Diketahui bahwa kemudian trauma mental semakin melemahkan mekanisme kontrol perhatian dan dikaitkan dengan gangguan kronis dalam kontrol penghambatan. Dengan demikian, lingkaran setan interaksi antara keterikatan yang tidak teratur, gangguan mental dan trauma terbentuk, yang berkontribusi pada intensifikasi gejala BPD.
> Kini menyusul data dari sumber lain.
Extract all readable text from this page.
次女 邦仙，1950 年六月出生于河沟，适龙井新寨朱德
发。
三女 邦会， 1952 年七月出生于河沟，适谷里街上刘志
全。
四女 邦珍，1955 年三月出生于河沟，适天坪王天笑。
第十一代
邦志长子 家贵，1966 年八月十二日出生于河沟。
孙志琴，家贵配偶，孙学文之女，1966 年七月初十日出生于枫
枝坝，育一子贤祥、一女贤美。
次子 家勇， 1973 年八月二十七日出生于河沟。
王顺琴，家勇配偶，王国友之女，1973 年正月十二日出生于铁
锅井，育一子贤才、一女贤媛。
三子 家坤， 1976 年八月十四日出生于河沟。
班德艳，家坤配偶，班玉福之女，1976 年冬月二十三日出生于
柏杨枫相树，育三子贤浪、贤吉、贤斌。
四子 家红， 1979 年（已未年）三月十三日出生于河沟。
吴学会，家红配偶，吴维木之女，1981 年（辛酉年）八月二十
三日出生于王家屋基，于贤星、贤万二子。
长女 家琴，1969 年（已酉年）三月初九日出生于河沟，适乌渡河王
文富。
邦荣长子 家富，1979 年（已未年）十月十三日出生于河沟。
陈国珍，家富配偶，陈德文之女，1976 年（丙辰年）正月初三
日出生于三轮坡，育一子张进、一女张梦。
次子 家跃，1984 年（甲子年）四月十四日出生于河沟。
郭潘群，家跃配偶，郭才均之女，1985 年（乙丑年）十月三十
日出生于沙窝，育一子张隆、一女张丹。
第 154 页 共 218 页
Bateman, Fonagi mengidentifikasi dua jenis pola hubungan yang sering ditemukan di BPD. Salah satunya terpusat, yang lain didistribusikan. Individu yang menunjukkan pola hubungan terpusat menggambarkan interaksi yang tidak stabil dan tidak fleksibel. Representasi keadaan internal orang lain terkait erat dengan representasi diri sendiri. Hubungan dipenuhi dengan emosi yang intens, mudah berubah, dan menggairahkan. Orang lain sering dianggap tidak dapat diandalkan dan tidak konsisten, tidak dapat “mencintai dengan benar”. Ketakutan sering muncul tentang perselingkuhan dan pengabaian pasangan. Individu dengan pola terpusat dicirikan oleh keterikatan yang tidak teratur dan gelisah, di mana objek keterikatan dianggap sebagai tempat yang aman dan sumber ancaman. Pola terdistribusi ditandai dengan penarikan dan jarak. Pola hubungan ini, berbeda dengan ketidakstabilan pola terpusat, mempertahankan perbedaan yang kaku antara diri dan alien.

Literatur:

Bateman, Antony W., Fonagy, Peter. Psikoterapi untuk Gangguan Kepribadian Borderline. Perawatan Berbasis Mentalisasi, 2003.

Howell, Elizabeth F. Pikiran Disosiatif, 2005

Maria Utama, Solomon Judith. Penemuan pola keterikatan baru yang tidak aman / tidak teratur, 1996

Bateman U., Fonagy P. Pengobatan Gangguan Kepribadian Borderline Berdasarkan Mentalisasi, 2014

Bowlby, J. Affection, 2003

Bowlby, J. Menciptakan dan Memutus Ikatan Emosional, 2004

Brish K. H. Terapi Gangguan Lampiran: Dari Teori ke Praktek, 2014.

Fonagi P. Persamaan dan perbedaan antara psikoanalisis dan teori keterikatan, 2002.